An important featured lot is a rare Aztec Deity of Xochipilli-Macuilxochitl from the Late Postclassic period, circa. A.D. 1450-1521 (est. $80,000 120,000). Xochipilli was celebrated by the Nahua Aztecs during at least two important feasts, the small feast day of the lords, which nobility attended; and the feast of flowers that invited painters and seamstresses. The figure is made from a light-green aragonite that depicts Xochipilli wearing the headdress of the crested coxcoxtli, a bird whose open bill frames his face and feathers wrap around Xochipillis form like a garment.
From Papua New Guinea is an exceptional Sawos Ancestral Guardian Male Figure, estimated to fetch between $40,000 and 60,000. The wooden figure towers at 83 inches and has a large oblong head from which bulbous tubular eyes protrude.

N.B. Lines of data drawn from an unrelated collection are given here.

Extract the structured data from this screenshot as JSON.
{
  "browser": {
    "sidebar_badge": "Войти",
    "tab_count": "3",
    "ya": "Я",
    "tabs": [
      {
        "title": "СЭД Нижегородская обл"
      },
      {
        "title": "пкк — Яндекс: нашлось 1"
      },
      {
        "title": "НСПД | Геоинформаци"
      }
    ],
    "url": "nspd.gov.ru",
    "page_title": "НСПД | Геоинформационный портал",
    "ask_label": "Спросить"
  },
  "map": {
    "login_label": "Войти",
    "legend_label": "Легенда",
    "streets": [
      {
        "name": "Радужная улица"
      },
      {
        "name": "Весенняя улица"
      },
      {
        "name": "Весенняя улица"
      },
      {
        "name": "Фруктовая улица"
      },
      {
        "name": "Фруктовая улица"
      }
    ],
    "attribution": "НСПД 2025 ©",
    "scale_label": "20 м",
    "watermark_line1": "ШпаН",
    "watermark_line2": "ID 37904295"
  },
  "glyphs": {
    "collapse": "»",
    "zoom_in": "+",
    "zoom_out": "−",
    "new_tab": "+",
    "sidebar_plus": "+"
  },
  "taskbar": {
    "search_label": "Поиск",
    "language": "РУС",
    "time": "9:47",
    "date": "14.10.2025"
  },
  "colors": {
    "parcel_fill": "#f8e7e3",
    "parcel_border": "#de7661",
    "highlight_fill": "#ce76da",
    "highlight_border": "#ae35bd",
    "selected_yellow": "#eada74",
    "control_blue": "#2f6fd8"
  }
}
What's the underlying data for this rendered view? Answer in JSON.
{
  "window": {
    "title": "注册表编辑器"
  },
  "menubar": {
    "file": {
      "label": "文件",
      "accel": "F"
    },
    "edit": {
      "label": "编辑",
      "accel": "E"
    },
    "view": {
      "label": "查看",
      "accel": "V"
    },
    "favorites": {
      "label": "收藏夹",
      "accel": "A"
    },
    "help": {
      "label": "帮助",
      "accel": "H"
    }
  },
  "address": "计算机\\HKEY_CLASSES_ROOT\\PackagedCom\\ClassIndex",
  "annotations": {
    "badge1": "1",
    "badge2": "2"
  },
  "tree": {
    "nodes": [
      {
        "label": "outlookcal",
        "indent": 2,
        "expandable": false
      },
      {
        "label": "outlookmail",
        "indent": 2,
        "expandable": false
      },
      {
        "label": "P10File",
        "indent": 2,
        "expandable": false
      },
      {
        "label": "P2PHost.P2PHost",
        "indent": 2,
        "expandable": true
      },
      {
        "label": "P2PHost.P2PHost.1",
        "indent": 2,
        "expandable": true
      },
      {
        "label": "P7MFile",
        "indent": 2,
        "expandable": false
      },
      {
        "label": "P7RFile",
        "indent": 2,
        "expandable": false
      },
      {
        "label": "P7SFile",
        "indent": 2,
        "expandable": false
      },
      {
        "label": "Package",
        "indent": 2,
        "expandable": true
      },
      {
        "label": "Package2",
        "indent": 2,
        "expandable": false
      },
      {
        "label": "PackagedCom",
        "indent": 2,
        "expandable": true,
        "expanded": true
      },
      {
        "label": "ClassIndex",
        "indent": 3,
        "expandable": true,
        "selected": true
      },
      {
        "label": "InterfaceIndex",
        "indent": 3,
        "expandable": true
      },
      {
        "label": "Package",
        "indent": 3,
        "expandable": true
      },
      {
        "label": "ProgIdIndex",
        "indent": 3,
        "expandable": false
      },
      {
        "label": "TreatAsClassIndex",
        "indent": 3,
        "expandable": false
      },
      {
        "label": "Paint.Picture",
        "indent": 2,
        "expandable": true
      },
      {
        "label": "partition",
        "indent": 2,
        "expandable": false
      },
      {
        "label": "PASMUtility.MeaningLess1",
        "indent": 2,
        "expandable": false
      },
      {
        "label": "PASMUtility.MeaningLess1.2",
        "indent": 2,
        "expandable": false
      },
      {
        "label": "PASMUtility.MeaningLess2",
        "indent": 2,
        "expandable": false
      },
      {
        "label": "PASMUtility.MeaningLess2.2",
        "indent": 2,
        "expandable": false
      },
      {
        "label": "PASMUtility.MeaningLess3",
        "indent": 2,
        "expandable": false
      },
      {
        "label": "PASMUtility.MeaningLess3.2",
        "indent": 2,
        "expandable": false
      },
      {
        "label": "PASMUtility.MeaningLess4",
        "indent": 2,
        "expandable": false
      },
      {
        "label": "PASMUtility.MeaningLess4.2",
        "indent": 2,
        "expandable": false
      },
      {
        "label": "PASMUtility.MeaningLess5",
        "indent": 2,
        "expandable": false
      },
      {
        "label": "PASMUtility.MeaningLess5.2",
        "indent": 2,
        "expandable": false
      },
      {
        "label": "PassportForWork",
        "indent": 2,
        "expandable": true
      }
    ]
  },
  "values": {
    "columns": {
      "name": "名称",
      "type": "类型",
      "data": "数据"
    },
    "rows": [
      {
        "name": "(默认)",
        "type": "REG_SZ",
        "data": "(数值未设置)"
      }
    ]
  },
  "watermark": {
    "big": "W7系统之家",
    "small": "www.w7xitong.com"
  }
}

It was once in the prestigious collection of Marcia and John Friede.
A selection of pieces fresh to the market include a fine and extremely rare Bird Pendant from Easter Island (est. $8,000-12,000) that boasts an exceptional reddish-brown patina, a finely carved ovoid form that portrays a bird halfway hatched from an egg; a rare stone God Image from Ra'ivavae in the Society Islands (est. $8,000 12,000), whose stylized facial features gaze upward with an open mouth; and a fine and rare Parrying Shield from the Tonga Islands (est. $12,000-18,000), which used to serve as a weapon as well that was carried by priests and chiefs.
A small and tasteful selection of Tribal Art from the Collection of Ben-Zion, a New York City based artist and writer who was a member of the expressionist group The Ten, which included Mark Rothko and Adolph Gottlieb, will also be on offer.
A prominent section in this auction features the highly acclaimed, single-owner collection of roughly 130 Pre-Columbian works of art from Mesoamerica from the Collection of Scott Gentling and Stuart Gentling.